- Open Access
Editorial: Wishful thinking
© Maldonado et al. 2004
- Received: 10 August 2004
- Accepted: 06 September 2004
- Published: 06 September 2004
As a supplement to our lead editorial, the editors of the new journal, Epidemiologic Perspectives & Innovations, provide a partial list of specific analyses and topic areas they would like to see submitted to the journal.

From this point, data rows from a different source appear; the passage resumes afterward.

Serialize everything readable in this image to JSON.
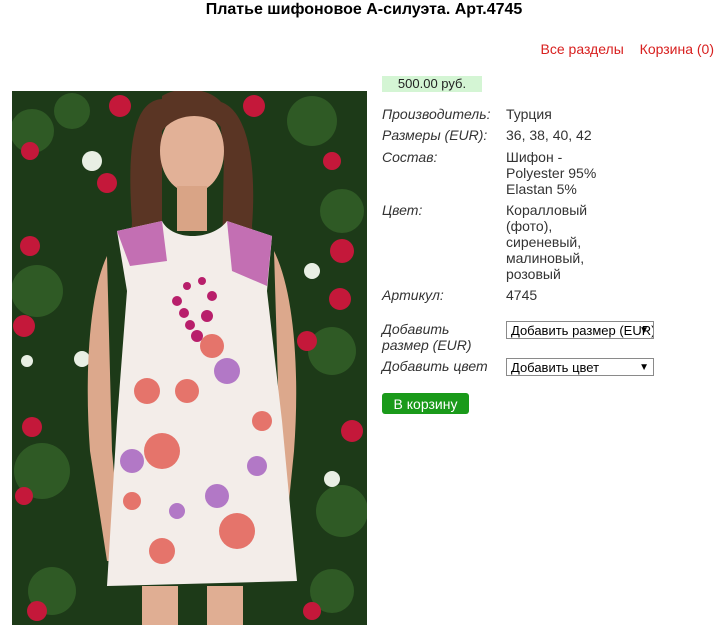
{
  "page": {
    "title": "Платье шифоновое А-силуэта. Арт.4745"
  },
  "nav": {
    "all_sections": "Все разделы",
    "cart": "Корзина (0)"
  },
  "product": {
    "price": "500.00 руб.",
    "props": {
      "maker_label": "Производитель:",
      "maker_value": "Турция",
      "sizes_label": "Размеры (EUR):",
      "sizes_value": "36, 38, 40, 42",
      "composition_label": "Состав:",
      "composition_line1": "Шифон -",
      "composition_line2": "Polyester 95%",
      "composition_line3": "Elastan 5%",
      "color_label": "Цвет:",
      "color_line1": "Коралловый",
      "color_line2": "(фото),",
      "color_line3": "сиреневый,",
      "color_line4": "малиновый,",
      "color_line5": "розовый",
      "article_label": "Артикул:",
      "article_value": "4745"
    },
    "add_size_label_line1": "Добавить",
    "add_size_label_line2": "размер (EUR)",
    "add_size_select": "Добавить размер (EUR)",
    "add_color_label": "Добавить цвет",
    "add_color_select": "Добавить цвет",
    "cart_button": "В корзину"
  },
  "colors": {
    "nav_link": "#d8201f",
    "price_bg": "#d4f5d4",
    "cart_button_bg": "#1a9a1a"
  }
}
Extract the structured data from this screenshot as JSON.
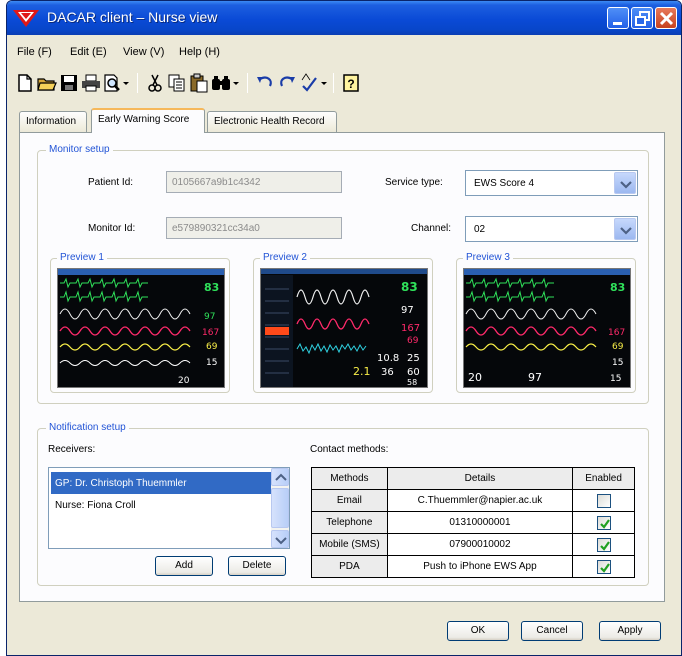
{
  "window": {
    "title": "DACAR client – Nurse view"
  },
  "menu": [
    {
      "label": "File (F)"
    },
    {
      "label": "Edit (E)"
    },
    {
      "label": "View (V)"
    },
    {
      "label": "Help (H)"
    }
  ],
  "toolbar_icons": [
    "new-file-icon",
    "open-folder-icon",
    "save-icon",
    "print-icon",
    "print-preview-icon",
    "cut-icon",
    "copy-icon",
    "paste-icon",
    "find-icon",
    "undo-icon",
    "redo-icon",
    "spellcheck-icon",
    "help-icon"
  ],
  "tabs": [
    {
      "label": "Information",
      "active": false
    },
    {
      "label": "Early Warning Score",
      "active": true
    },
    {
      "label": "Electronic Health Record",
      "active": false
    }
  ],
  "monitor_setup": {
    "title": "Monitor setup",
    "patient_id_label": "Patient Id:",
    "patient_id": "0105667a9b1c4342",
    "monitor_id_label": "Monitor Id:",
    "monitor_id": "e579890321cc34a0",
    "service_type_label": "Service type:",
    "service_type": "EWS Score 4",
    "channel_label": "Channel:",
    "channel": "02",
    "previews": [
      {
        "title": "Preview 1"
      },
      {
        "title": "Preview 2"
      },
      {
        "title": "Preview 3"
      }
    ]
  },
  "notification_setup": {
    "title": "Notification setup",
    "receivers_label": "Receivers:",
    "receivers": [
      {
        "name": "GP: Dr. Christoph Thuemmler",
        "selected": true
      },
      {
        "name": "Nurse: Fiona Croll",
        "selected": false
      }
    ],
    "add_label": "Add",
    "delete_label": "Delete",
    "contact_methods_label": "Contact methods:",
    "table_headers": [
      "Methods",
      "Details",
      "Enabled"
    ],
    "rows": [
      {
        "method": "Email",
        "details": "C.Thuemmler@napier.ac.uk",
        "enabled": false
      },
      {
        "method": "Telephone",
        "details": "01310000001",
        "enabled": true
      },
      {
        "method": "Mobile (SMS)",
        "details": "07900010002",
        "enabled": true
      },
      {
        "method": "PDA",
        "details": "Push to iPhone EWS App",
        "enabled": true
      }
    ]
  },
  "footer": {
    "ok_label": "OK",
    "cancel_label": "Cancel",
    "apply_label": "Apply"
  },
  "colors": {
    "titlebar": "#0a4ad6",
    "selection": "#316ac5",
    "group_title": "#2254d6",
    "active_tab_accent": "#f6b85a"
  }
}
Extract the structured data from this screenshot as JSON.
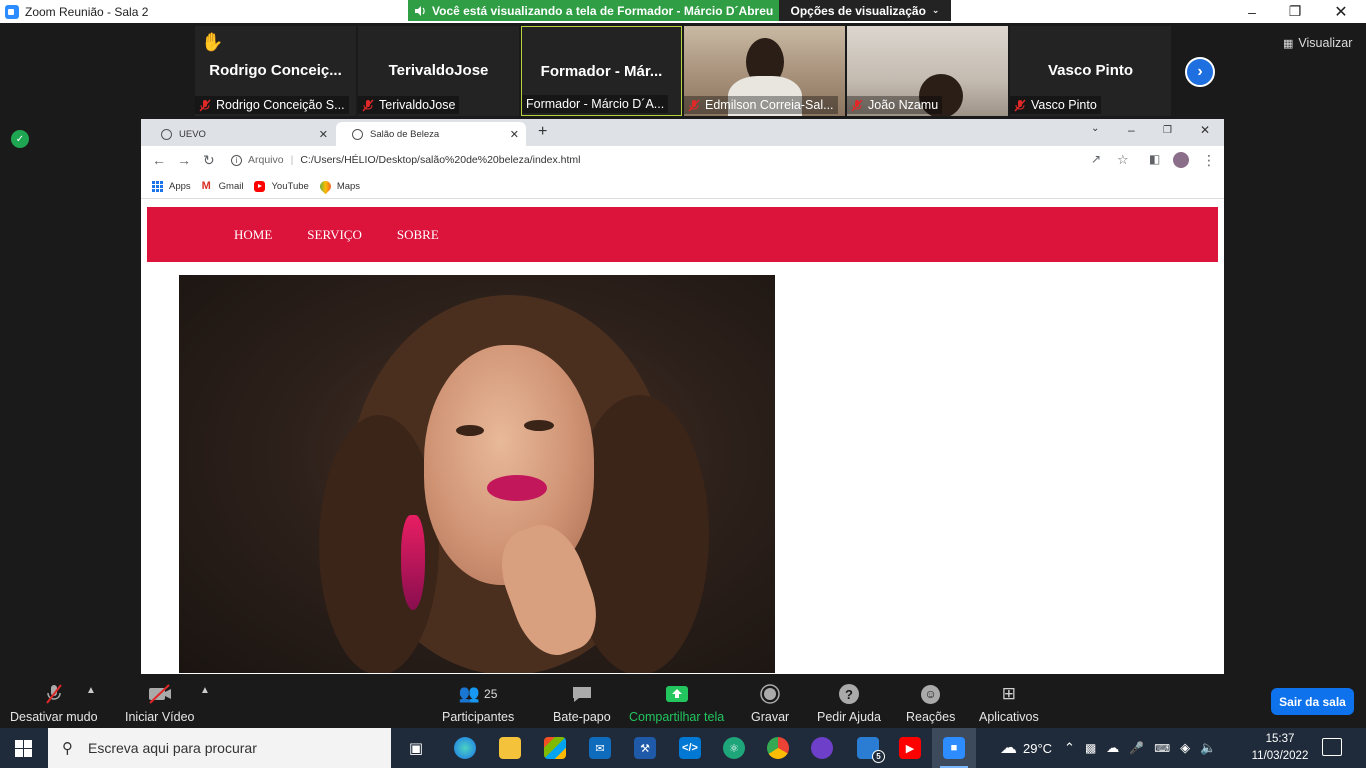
{
  "window": {
    "title": "Zoom Reunião - Sala 2",
    "share_banner": "Você está visualizando a tela de Formador - Márcio D´Abreu",
    "view_options": "Opções de visualização"
  },
  "participants": [
    {
      "display": "Rodrigo  Conceiç...",
      "label": "Rodrigo Conceição S...",
      "hand_raised": true
    },
    {
      "display": "TerivaldoJose",
      "label": "TerivaldoJose"
    },
    {
      "display": "Formador  -  Már...",
      "label": "Formador - Márcio D´A...",
      "active": true
    },
    {
      "display": "",
      "label": "Edmilson Correia-Sal...",
      "video": true
    },
    {
      "display": "",
      "label": "João Nzamu",
      "video": true
    },
    {
      "display": "Vasco Pinto",
      "label": "Vasco Pinto"
    }
  ],
  "visualizar_label": "Visualizar",
  "browser": {
    "tabs": [
      {
        "title": "UEVO"
      },
      {
        "title": "Salão de Beleza",
        "active": true
      }
    ],
    "url_prefix": "Arquivo",
    "url": "C:/Users/HÉLIO/Desktop/salão%20de%20beleza/index.html",
    "bookmarks": [
      "Apps",
      "Gmail",
      "YouTube",
      "Maps"
    ]
  },
  "site": {
    "nav": [
      "HOME",
      "SERVIÇO",
      "SOBRE"
    ],
    "colors": {
      "nav_bg": "#dc143c"
    }
  },
  "toolbar": {
    "mute": "Desativar mudo",
    "video": "Iniciar Vídeo",
    "participants": "Participantes",
    "participants_count": "25",
    "chat": "Bate-papo",
    "share": "Compartilhar tela",
    "record": "Gravar",
    "help": "Pedir Ajuda",
    "reactions": "Reações",
    "apps": "Aplicativos",
    "leave": "Sair da sala"
  },
  "taskbar": {
    "search_placeholder": "Escreva aqui para procurar",
    "weather": "29°C",
    "time": "15:37",
    "date": "11/03/2022",
    "word_badge": "5"
  }
}
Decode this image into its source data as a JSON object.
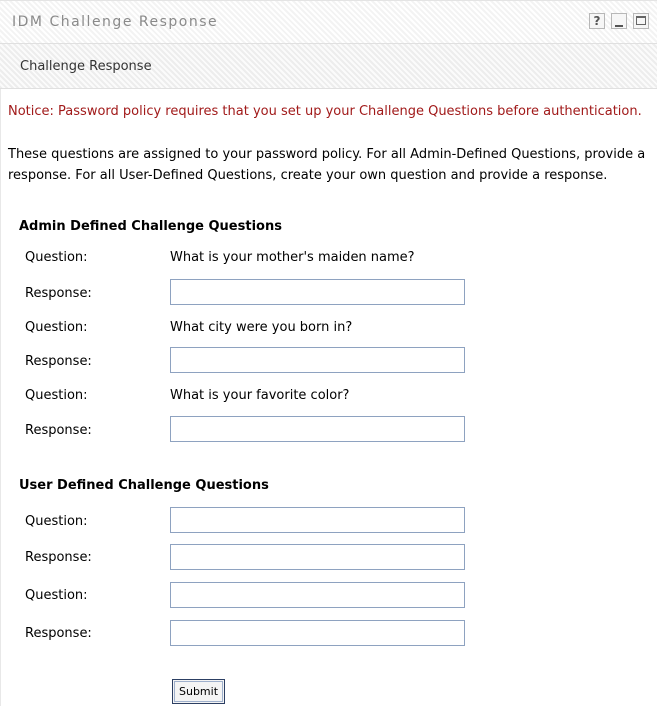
{
  "window": {
    "title": "IDM Challenge Response",
    "help_label": "?"
  },
  "subheader": {
    "label": "Challenge Response"
  },
  "notice": "Notice: Password policy requires that you set up your Challenge Questions before authentication.",
  "info": "These questions are assigned to your password policy. For all Admin-Defined Questions, provide a response. For all User-Defined Questions, create your own question and provide a response.",
  "admin": {
    "title": "Admin Defined Challenge Questions",
    "question_label": "Question:",
    "response_label": "Response:",
    "questions": [
      "What is your mother's maiden name?",
      "What city were you born in?",
      "What is your favorite color?"
    ]
  },
  "user": {
    "title": "User Defined Challenge Questions",
    "question_label": "Question:",
    "response_label": "Response:"
  },
  "submit_label": "Submit"
}
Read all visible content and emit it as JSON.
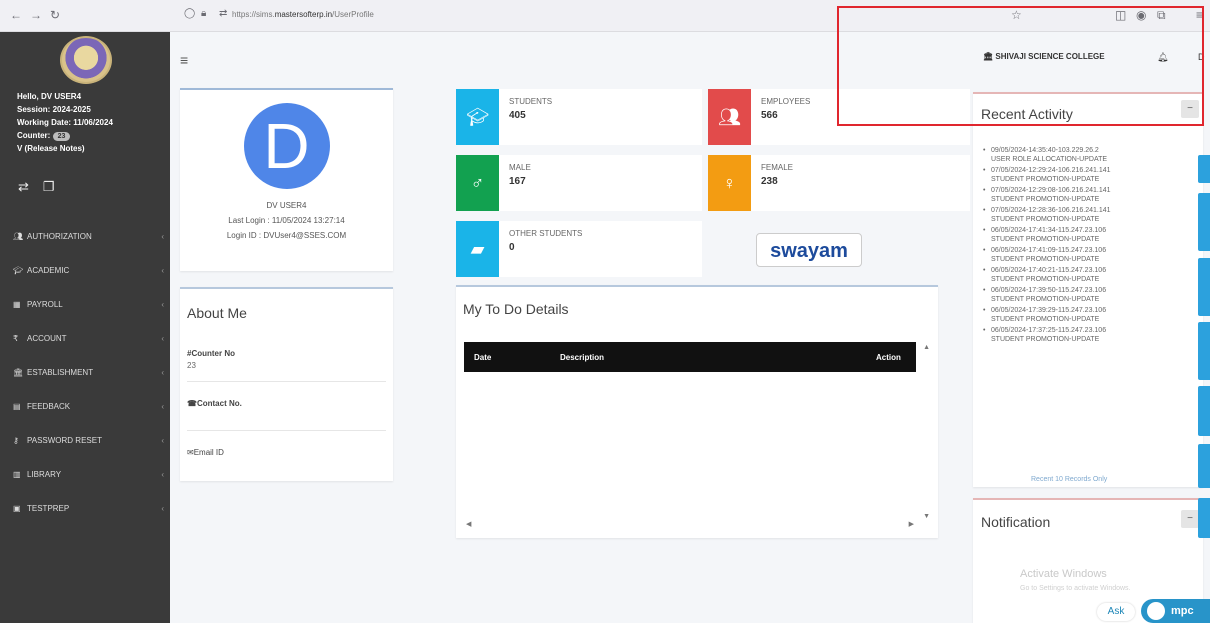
{
  "browser": {
    "url_prefix": "https://sims.",
    "url_domain": "mastersofterp.in",
    "url_path": "/UserProfile"
  },
  "sidebar": {
    "user_lines": [
      "Hello, DV USER4",
      "Session: 2024-2025",
      "Working Date: 11/06/2024"
    ],
    "counter_label": "Counter:",
    "counter_value": "23",
    "release_notes": "V (Release Notes)",
    "menu": [
      {
        "label": "AUTHORIZATION",
        "icon": "users-icon"
      },
      {
        "label": "ACADEMIC",
        "icon": "graduation-cap-icon"
      },
      {
        "label": "PAYROLL",
        "icon": "table-icon"
      },
      {
        "label": "ACCOUNT",
        "icon": "rupee-icon"
      },
      {
        "label": "ESTABLISHMENT",
        "icon": "bank-icon"
      },
      {
        "label": "FEEDBACK",
        "icon": "feedback-icon"
      },
      {
        "label": "PASSWORD RESET",
        "icon": "key-icon"
      },
      {
        "label": "LIBRARY",
        "icon": "library-icon"
      },
      {
        "label": "TESTPREP",
        "icon": "testprep-icon"
      }
    ]
  },
  "header": {
    "college": "SHIVAJI SCIENCE COLLEGE",
    "truncated_text": "D"
  },
  "profile": {
    "initial": "D",
    "name": "DV USER4",
    "last_login": "Last Login : 11/05/2024 13:27:14",
    "login_id": "Login ID : DVUser4@SSES.COM"
  },
  "about": {
    "title": "About Me",
    "fields": [
      {
        "label": "Counter No",
        "value": "23"
      },
      {
        "label": "Contact No.",
        "value": ""
      },
      {
        "label": "Email ID",
        "value": ""
      }
    ]
  },
  "stats": {
    "students": {
      "label": "STUDENTS",
      "value": "405",
      "color": "#1ab4e8"
    },
    "employees": {
      "label": "EMPLOYEES",
      "value": "566",
      "color": "#e24b4b"
    },
    "male": {
      "label": "MALE",
      "value": "167",
      "color": "#12a150"
    },
    "female": {
      "label": "FEMALE",
      "value": "238",
      "color": "#f39c12"
    },
    "other": {
      "label": "OTHER STUDENTS",
      "value": "0",
      "color": "#1ab4e8"
    }
  },
  "swayam": "swayam",
  "todo": {
    "title": "My To Do Details",
    "columns": [
      "Date",
      "Description",
      "Action"
    ]
  },
  "activity": {
    "title": "Recent Activity",
    "items": [
      {
        "time": "09/05/2024-14:35:40-103.229.26.2",
        "action": "USER ROLE ALLOCATION-UPDATE"
      },
      {
        "time": "07/05/2024-12:29:24-106.216.241.141",
        "action": "STUDENT PROMOTION-UPDATE"
      },
      {
        "time": "07/05/2024-12:29:08-106.216.241.141",
        "action": "STUDENT PROMOTION-UPDATE"
      },
      {
        "time": "07/05/2024-12:28:36-106.216.241.141",
        "action": "STUDENT PROMOTION-UPDATE"
      },
      {
        "time": "06/05/2024-17:41:34-115.247.23.106",
        "action": "STUDENT PROMOTION-UPDATE"
      },
      {
        "time": "06/05/2024-17:41:09-115.247.23.106",
        "action": "STUDENT PROMOTION-UPDATE"
      },
      {
        "time": "06/05/2024-17:40:21-115.247.23.106",
        "action": "STUDENT PROMOTION-UPDATE"
      },
      {
        "time": "06/05/2024-17:39:50-115.247.23.106",
        "action": "STUDENT PROMOTION-UPDATE"
      },
      {
        "time": "06/05/2024-17:39:29-115.247.23.106",
        "action": "STUDENT PROMOTION-UPDATE"
      },
      {
        "time": "06/05/2024-17:37:25-115.247.23.106",
        "action": "STUDENT PROMOTION-UPDATE"
      }
    ],
    "footer": "Recent 10 Records Only"
  },
  "notification": {
    "title": "Notification"
  },
  "watermark": {
    "title": "Activate Windows",
    "subtitle": "Go to Settings to activate Windows."
  },
  "chat": {
    "ask": "Ask",
    "brand": "mpc"
  },
  "collapse_symbol": "−"
}
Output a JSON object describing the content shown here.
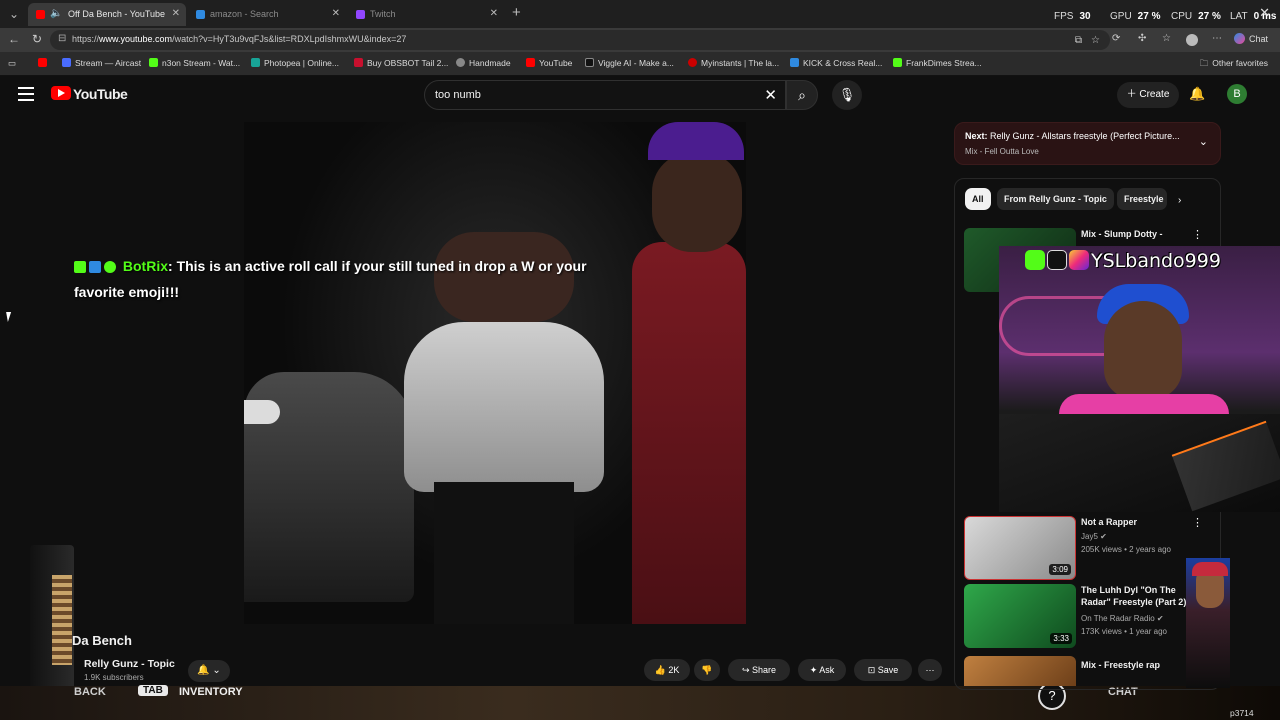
{
  "browser": {
    "tabs": [
      {
        "title": "Off Da Bench - YouTube",
        "active": true,
        "favicon_color": "#ff0000"
      },
      {
        "title": "amazon - Search",
        "active": false,
        "favicon_color": "#2f8ae0"
      },
      {
        "title": "Twitch",
        "active": false,
        "favicon_color": "#9146ff"
      }
    ],
    "perf": {
      "fps_label": "FPS",
      "fps": "30",
      "gpu_label": "GPU",
      "gpu": "27 %",
      "cpu_label": "CPU",
      "cpu": "27 %",
      "lat_label": "LAT",
      "lat": "0 ms"
    },
    "url_prefix": "https://",
    "url_domain": "www.youtube.com",
    "url_path": "/watch?v=HyT3u9vqFJs&list=RDXLpdIshmxWU&index=27",
    "chat_label": "Chat",
    "bookmarks": [
      {
        "label": "",
        "color": "#ff0000"
      },
      {
        "label": "Stream — Aircast",
        "color": "#4a6cff"
      },
      {
        "label": "n3on Stream - Wat...",
        "color": "#53fc18"
      },
      {
        "label": "Photopea | Online...",
        "color": "#18a497"
      },
      {
        "label": "Buy OBSBOT Tail 2...",
        "color": "#c8102e"
      },
      {
        "label": "Handmade",
        "color": "#888888"
      },
      {
        "label": "YouTube",
        "color": "#ff0000"
      },
      {
        "label": "Viggle AI - Make a...",
        "color": "#111111"
      },
      {
        "label": "Myinstants | The la...",
        "color": "#cc0000"
      },
      {
        "label": "KICK & Cross Real...",
        "color": "#2f8ae0"
      },
      {
        "label": "FrankDimes Strea...",
        "color": "#53fc18"
      }
    ],
    "other_favorites": "Other favorites"
  },
  "youtube": {
    "logo_text": "YouTube",
    "search_value": "too numb",
    "create_label": "Create",
    "avatar_letter": "B",
    "video": {
      "title": "Da Bench",
      "channel": "Relly Gunz - Topic",
      "subscribers": "1.9K subscribers",
      "likes": "2K",
      "share": "Share",
      "ask": "Ask",
      "save": "Save"
    },
    "next": {
      "prefix": "Next:",
      "title": "Relly Gunz - Allstars freestyle (Perfect Picture...",
      "subtitle": "Mix - Fell Outta Love"
    },
    "chips": [
      "All",
      "From Relly Gunz - Topic",
      "Freestyle"
    ],
    "related": [
      {
        "title": "Mix - Slump Dotty -",
        "channel": "",
        "meta": "",
        "duration": "",
        "thumb_color": "#1f5a2a"
      },
      {
        "title": "Not a Rapper",
        "channel": "Jay5",
        "meta": "205K views • 2 years ago",
        "duration": "3:09",
        "thumb_color": "#b9b9b9"
      },
      {
        "title": "The Luhh Dyl \"On The Radar\" Freestyle (Part 2)",
        "channel": "On The Radar Radio",
        "meta": "173K views • 1 year ago",
        "duration": "3:33",
        "thumb_color": "#2fa84a"
      },
      {
        "title": "Mix - Freestyle rap",
        "channel": "",
        "meta": "",
        "duration": "",
        "thumb_color": "#a86a2a"
      }
    ]
  },
  "overlays": {
    "botrix_name": "BotRix",
    "botrix_message": ": This is an active roll call if your still tuned in drop a W or your favorite emoji!!!",
    "streamer_name": "YSLbando999",
    "game_back": "BACK",
    "game_tab": "TAB",
    "game_inventory": "INVENTORY",
    "game_help": "?",
    "game_chat": "CHAT",
    "game_code": "p3714"
  }
}
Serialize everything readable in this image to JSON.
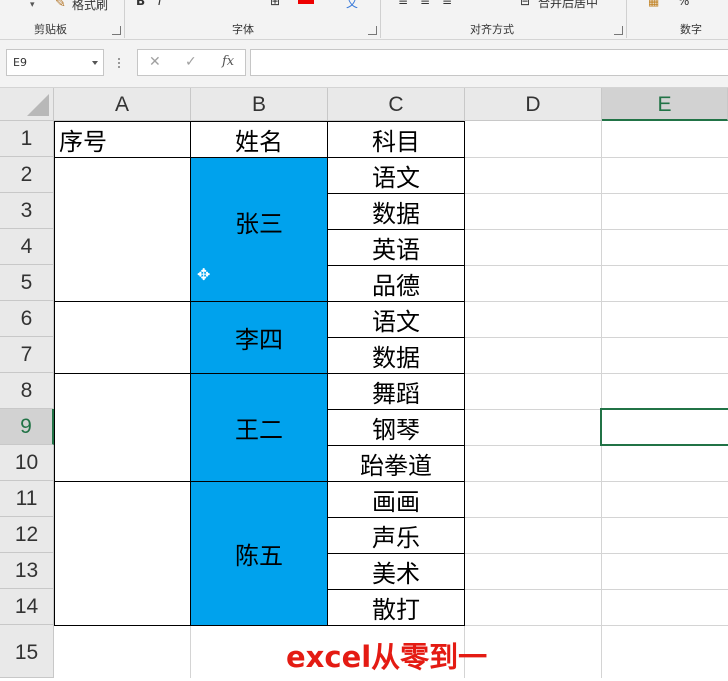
{
  "ribbon": {
    "format_painter_label": "格式刷",
    "groups": [
      "剪贴板",
      "字体",
      "对齐方式",
      "数字"
    ],
    "merge_fragment": "合并后居中"
  },
  "formula_bar": {
    "name_box": "E9",
    "cancel_glyph": "✕",
    "enter_glyph": "✓",
    "fx_label": "fx",
    "formula": ""
  },
  "columns": [
    "A",
    "B",
    "C",
    "D",
    "E"
  ],
  "selected_cell": "E9",
  "rows": [
    "1",
    "2",
    "3",
    "4",
    "5",
    "6",
    "7",
    "8",
    "9",
    "10",
    "11",
    "12",
    "13",
    "14",
    "15"
  ],
  "sheet": {
    "header": {
      "a": "序号",
      "b": "姓名",
      "c": "科目"
    },
    "names": [
      "张三",
      "李四",
      "王二",
      "陈五"
    ],
    "subjects": [
      "语文",
      "数据",
      "英语",
      "品德",
      "语文",
      "数据",
      "舞蹈",
      "钢琴",
      "跆拳道",
      "画画",
      "声乐",
      "美术",
      "散打"
    ]
  },
  "colors": {
    "merged_fill": "#00a2ed",
    "selection": "#217346",
    "watermark": "#e41b13"
  },
  "watermark": "excel从零到一"
}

In our lead editorial , the editors of Epidemiologic Perspectives & Innovations (EP&I) present the underlying goals and philosophy of the journal, along with the types of articles we hope to publish. Here we clarify our goals with some specific ideas about articles we would like to see submitted to EP&I and with a "wish list" of methodological research and selected other innovations and perspectives we believe the field needs.
This list is far from complete, and we want to emphasize that our intention is not to discourage submissions on topics not specifically mentioned here. EP&I welcomes submissions of any papers in and of epidemiology, with the exception of those that solely report research results. "In and of" epidemiology includes papers about epidemiology and those grounded in other disciplines that might be useful for epidemiology. Many of our articles will be highly quantitative, but non-quantitative analyses are also welcome. We welcome submissions whose premises about how the field should be advancing differ from those of this editorial.
EP&I hopes to help bridge the gap from best-practice methods to epidemiologic practice and teaching, and from there to epidemiology-based decision making.
There is a gap between what methodologists know about doing epidemiology and standard epidemiologic practice. We believe that narrowing this gap is as important as the development of new methodological ideas. Papers that would narrow this gap are encouraged. These could take different forms, including: clear presentations of advanced methods that are underutilized (perhaps written as tutorials or applications), surveys of epidemiologic practice to assess where the gaps might be, papers that function as advanced textbook chapters, and teaching articles. We will give the highest priority to papers that achieve excellence in explanation.
On a similar note, we would like to publish methods articles that fall into the category we call, "Don't Reinvent the Wheel." Other fields have different sets of methods that could be useful to epidemiologists, including observational methods from econometrics and related social sciences, uncertainty analysis methods from engineering and business, and historical perspectives from sciences with a longer history.
Also on this theme, we plan to commission updates to classic methods papers from the original authors. Methodological knowledge is ever advancing, and it would be interesting and useful to see what changes an author would make to a must-read paper if that paper were written today. We welcome suggestions of candidates for this series.
At the other end of the bridge, we invite methods and teaching papers that show how quantitative health researchers can present results that are more decision-relevant. We are especially interested in methods that go beyond statistical measures that emphasize merely whether an elevated risk has been found to ones that emphasize how much we ought to care about that elevated risk.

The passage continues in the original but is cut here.